Она еще не была пьяной – не такой пьяной, какой я ее однажды видел, – ее только, как она сама объяснила, вылезая из машины, «немножко разморило, мои дорогие». Поэтому мы только провожали ее глазами, пока она неуверенно шла через портик – золотые волосы по-прежнему были в полном порядке, на брюках ни единой морщинки, но ее пошатывало, и Ричард с утробным «модом» бросился к ней на помощь, а потом и жена Ричарда, низенькая, сухонькая женщина в фартуке, взяла Венди под руку, как нянька – больного, и эта маленькая, чинная, почти похоронная процессия, сопровождаемая двумя собаками, которые прыгали и носились сзади, медленно вошла в темноватый дом и стала подниматься по лестнице. «Если она напьется… если ее развезет, – хмуро сказал Мейсон, – может, тогда она примет это не так близко к сердцу». Но в голосе его не было и намека на юмор, и мне показалось, что он поежился: его пробирал страх. В сумерках мы перекинулись в теннис, но Мейсон, игрок сильный и напористый, действовал вяло, и я, хоть и под хмельком, впервые выиграл у него сет, чем еще больше испортил ему настроение. Потом – чуть ли не с треском, мне показалось, – на нас упала ночь, обдав горячим зевком чуткую дубовую рощицу, давшую имя всему владению, и вскинув в воздух стаю воронья, которая с унылым гвалтом свинцово повалила к последней в сумраке розовой полоске. В темноте его ракетка хрястнулась о землю. «Погорел! Пропал! – крикнул он, и чуть ли не впервые я услышал в его голосе что-то вроде раскаяния. – Всю жизнь поломать из-за какой-то дешевки!»
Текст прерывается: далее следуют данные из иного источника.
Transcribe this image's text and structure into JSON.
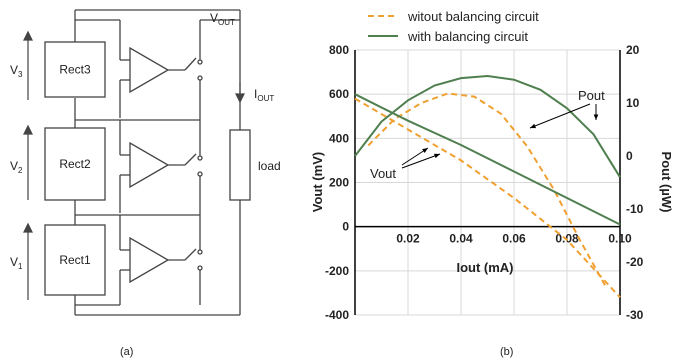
{
  "circuit": {
    "caption": "(a)",
    "vout_label": "V",
    "vout_sub": "OUT",
    "iout_label": "I",
    "iout_sub": "OUT",
    "load_label": "load",
    "blocks": [
      {
        "name": "Rect3",
        "v": "V",
        "sub": "3"
      },
      {
        "name": "Rect2",
        "v": "V",
        "sub": "2"
      },
      {
        "name": "Rect1",
        "v": "V",
        "sub": "1"
      }
    ]
  },
  "chart_data": {
    "type": "line",
    "caption": "(b)",
    "xlabel": "Iout (mA)",
    "ylabel": "Vout (mV)",
    "y2label": "Pout (µW)",
    "xlim": [
      0,
      0.1
    ],
    "ylim": [
      -400,
      800
    ],
    "y2lim": [
      -30,
      20
    ],
    "x_ticks": [
      "0.02",
      "0.04",
      "0.06",
      "0.08",
      "0.10"
    ],
    "y_ticks": [
      "-400",
      "-200",
      "0",
      "200",
      "400",
      "600",
      "800"
    ],
    "y2_ticks": [
      "-30",
      "-20",
      "-10",
      "0",
      "10",
      "20"
    ],
    "grid": true,
    "legend": [
      {
        "label": "witout balancing circuit",
        "color": "#f0a030",
        "dash": true
      },
      {
        "label": "with balancing circuit",
        "color": "#4f7f4f",
        "dash": false
      }
    ],
    "annotations": [
      {
        "text": "Vout"
      },
      {
        "text": "Pout"
      }
    ],
    "series": [
      {
        "name": "witout balancing circuit",
        "quantity": "Vout",
        "axis": "left",
        "color": "#f0a030",
        "dash": true,
        "x": [
          0,
          0.02,
          0.04,
          0.06,
          0.08,
          0.1
        ],
        "y": [
          580,
          440,
          300,
          130,
          -60,
          -320
        ]
      },
      {
        "name": "witout balancing circuit",
        "quantity": "Pout",
        "axis": "right",
        "color": "#f0a030",
        "dash": true,
        "x": [
          0.005,
          0.015,
          0.025,
          0.035,
          0.045,
          0.055,
          0.065,
          0.075,
          0.085,
          0.095
        ],
        "y": [
          2,
          7,
          10,
          11.8,
          11.2,
          8,
          1.8,
          -6.3,
          -16,
          -25
        ]
      },
      {
        "name": "with balancing circuit",
        "quantity": "Vout",
        "axis": "left",
        "color": "#4f7f4f",
        "dash": false,
        "x": [
          0,
          0.02,
          0.04,
          0.06,
          0.08,
          0.1
        ],
        "y": [
          600,
          480,
          370,
          250,
          130,
          10
        ]
      },
      {
        "name": "with balancing circuit",
        "quantity": "Pout",
        "axis": "right",
        "color": "#4f7f4f",
        "dash": false,
        "x": [
          0,
          0.01,
          0.02,
          0.03,
          0.04,
          0.05,
          0.06,
          0.07,
          0.08,
          0.09,
          0.1
        ],
        "y": [
          0,
          6.5,
          10.5,
          13.3,
          14.7,
          15.1,
          14.4,
          12.5,
          9,
          4.1,
          -4
        ]
      }
    ]
  }
}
Наверно, только оптимизм молодости мог внушить мне надежду, что Венди легко перенесет новость, которую припас для нее Мейсон. Такая беззаботная, легкомысленная, такая отзывчивая – такая своя, – конечно, она с сочувствием отнесется к страшному промаху Мейсона, пожмет плечами, весело рассмеется – и простит ему, как всегда прощает. Мейсон, однако, себя не обманывал. Чем дальше, тем больше он мрачнел, и перед обедом, когда Венди, вся в органди и дымчатом тюле, присоединилась к нам в библиотеке, он влил в нее целый кувшин мартини – торжественно, раболепно, с надеждой, как человек, пытающийся умилостивить богиню. Что-то с ней произошло: хотя она не совсем уверенно держалась на ногах, но как будто протрезвела – как будто там, наверху, во время короткого сна или даже наяву ей знаком, сигналом, намеком сообщили, что от нее скрывают нечто ужасное, и она плюхнулась на диван со словами: «Боже мой, какая скука в этом доме».